Due to the significant differences experienced by ethnic groups in terms of health outcomes, accurate ethnicity coding to the most granular code possible is crucial. Although we have focussed on codelist categorisations based on the 2001 census categories, ethnicity can be extracted for each of the component codes (Additional file 1: Table S8), so researchers have the option to use custom categorisations as required.

We believe that the SNOMED:2022 codelist and codelist categorisation provides a more consistent representation of ethnicity as defined by the 2001 census categories than the CTV3:2020 codelist and should be the preferred codelist and categorisation for primary care ethnicity.

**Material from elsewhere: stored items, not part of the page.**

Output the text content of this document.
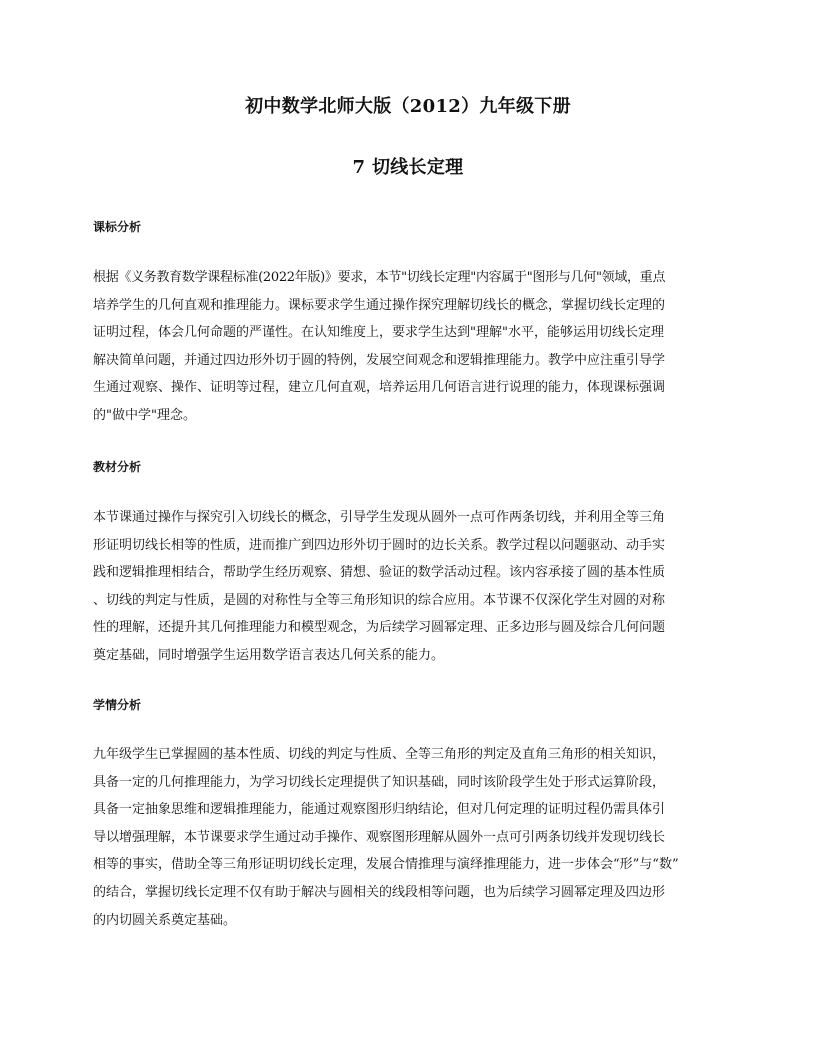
初中数学北师大版（2012）九年级下册
7 切线长定理
课标分析
根据《义务教育数学课程标准(2022年版)》要求，本节"切线长定理"内容属于"图形与几何"领域，重点
培养学生的几何直观和推理能力。课标要求学生通过操作探究理解切线长的概念，掌握切线长定理的
证明过程，体会几何命题的严谨性。在认知维度上，要求学生达到"理解"水平，能够运用切线长定理
解决简单问题，并通过四边形外切于圆的特例，发展空间观念和逻辑推理能力。教学中应注重引导学
生通过观察、操作、证明等过程，建立几何直观，培养运用几何语言进行说理的能力，体现课标强调
的"做中学"理念。
教材分析
本节课通过操作与探究引入切线长的概念，引导学生发现从圆外一点可作两条切线，并利用全等三角
形证明切线长相等的性质，进而推广到四边形外切于圆时的边长关系。教学过程以问题驱动、动手实
践和逻辑推理相结合，帮助学生经历观察、猜想、验证的数学活动过程。该内容承接了圆的基本性质
、切线的判定与性质，是圆的对称性与全等三角形知识的综合应用。本节课不仅深化学生对圆的对称
性的理解，还提升其几何推理能力和模型观念，为后续学习圆幂定理、正多边形与圆及综合几何问题
奠定基础，同时增强学生运用数学语言表达几何关系的能力。
学情分析
九年级学生已掌握圆的基本性质、切线的判定与性质、全等三角形的判定及直角三角形的相关知识，
具备一定的几何推理能力，为学习切线长定理提供了知识基础，同时该阶段学生处于形式运算阶段，
具备一定抽象思维和逻辑推理能力，能通过观察图形归纳结论，但对几何定理的证明过程仍需具体引
导以增强理解，本节课要求学生通过动手操作、观察图形理解从圆外一点可引两条切线并发现切线长
相等的事实，借助全等三角形证明切线长定理，发展合情推理与演绎推理能力，进一步体会“形”与“数”
的结合，掌握切线长定理不仅有助于解决与圆相关的线段相等问题，也为后续学习圆幂定理及四边形
的内切圆关系奠定基础。
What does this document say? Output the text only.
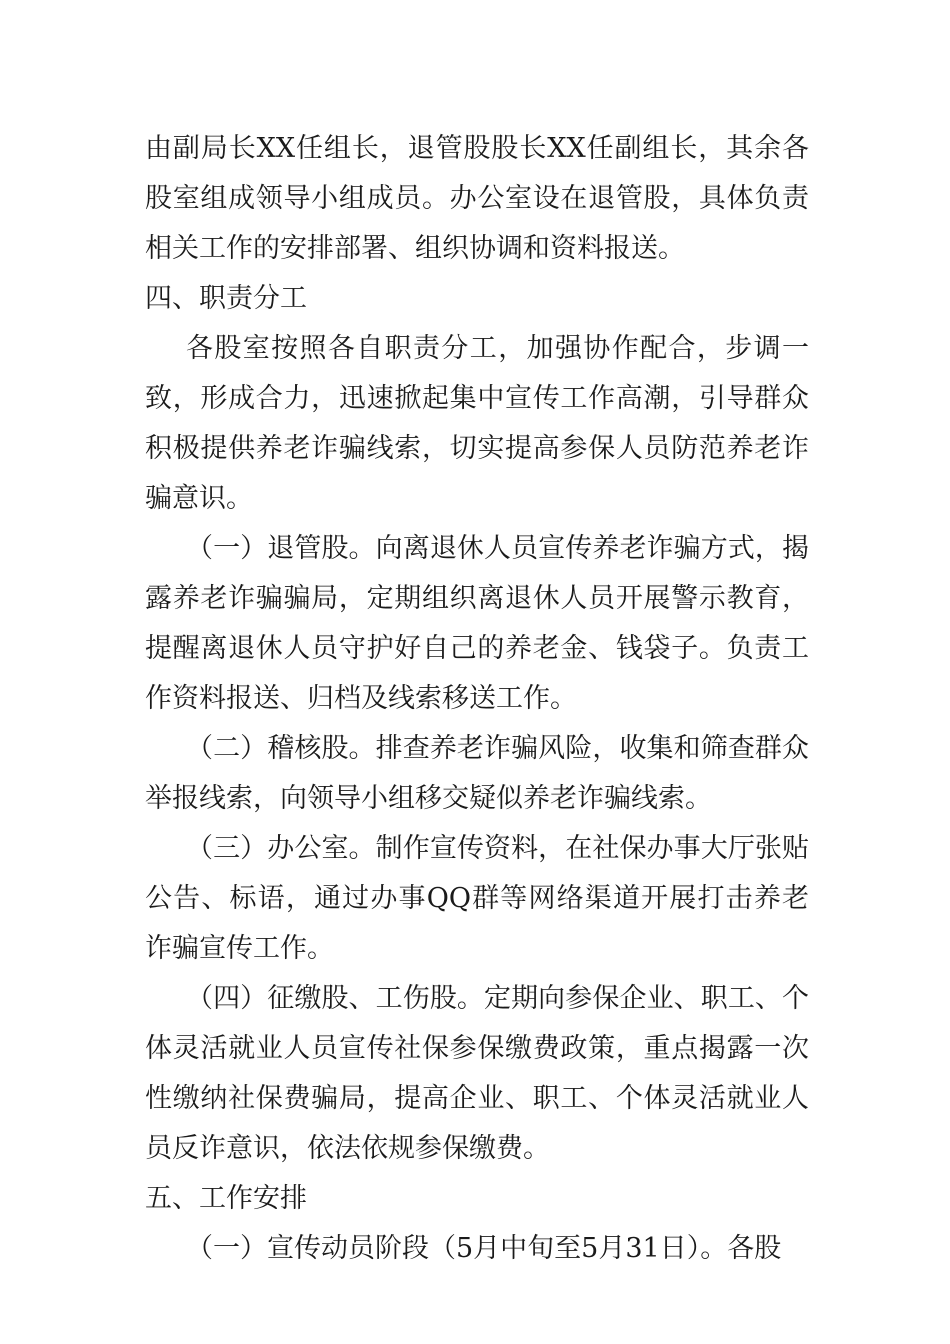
由副局长XX任组长，退管股股长XX任副组长，其余各股室组成领导小组成员。办公室设在退管股，具体负责相关工作的安排部署、组织协调和资料报送。

四、职责分工

各股室按照各自职责分工，加强协作配合，步调一致，形成合力，迅速掀起集中宣传工作高潮，引导群众积极提供养老诈骗线索，切实提高参保人员防范养老诈骗意识。

（一）退管股。向离退休人员宣传养老诈骗方式，揭露养老诈骗骗局，定期组织离退休人员开展警示教育，提醒离退休人员守护好自己的养老金、钱袋子。负责工作资料报送、归档及线索移送工作。

（二）稽核股。排查养老诈骗风险，收集和筛查群众举报线索，向领导小组移交疑似养老诈骗线索。

（三）办公室。制作宣传资料，在社保办事大厅张贴公告、标语，通过办事QQ群等网络渠道开展打击养老诈骗宣传工作。

（四）征缴股、工伤股。定期向参保企业、职工、个体灵活就业人员宣传社保参保缴费政策，重点揭露一次性缴纳社保费骗局，提高企业、职工、个体灵活就业人员反诈意识，依法依规参保缴费。

五、工作安排

（一）宣传动员阶段（5月中旬至5月31日）。各股
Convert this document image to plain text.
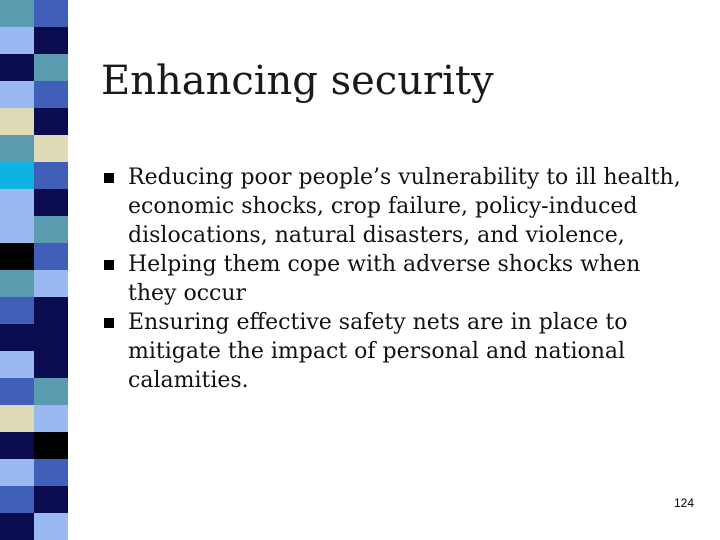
Enhancing security
Reducing poor people’s vulnerability to ill health, economic shocks, crop failure, policy-induced dislocations, natural disasters, and violence,
Helping them cope with adverse shocks when they occur
Ensuring effective safety nets are in place to mitigate the impact of personal and national calamities.
124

Policy implications and interpretation

This paper is principally to inform interpretation of the numerous current and future analyses completed and published using OpenSAFELY-TPP and similar UK electronic healthcare databases. The practice of supplementing primary care ethnicity with secondary care ethnicity from SUS can, depending on the study design, introduce bias and should be used with caution. For example, patients who have more clinical interactions are more likely to have a recorded ethnicity and therefore patients with a recorded ethnicity in secondary care data may tend to be sicker than the general population. Ethnicity recording has been found to be more complete for patients who died in hospital compared with those discharged [5].

Conclusions

This report describes the completeness and consistency of primary care ethnicity in OpenSAFELY-TPP and suggests the adoption of the SNOMED:2022 codelist and codelist categorisation as the best standard method.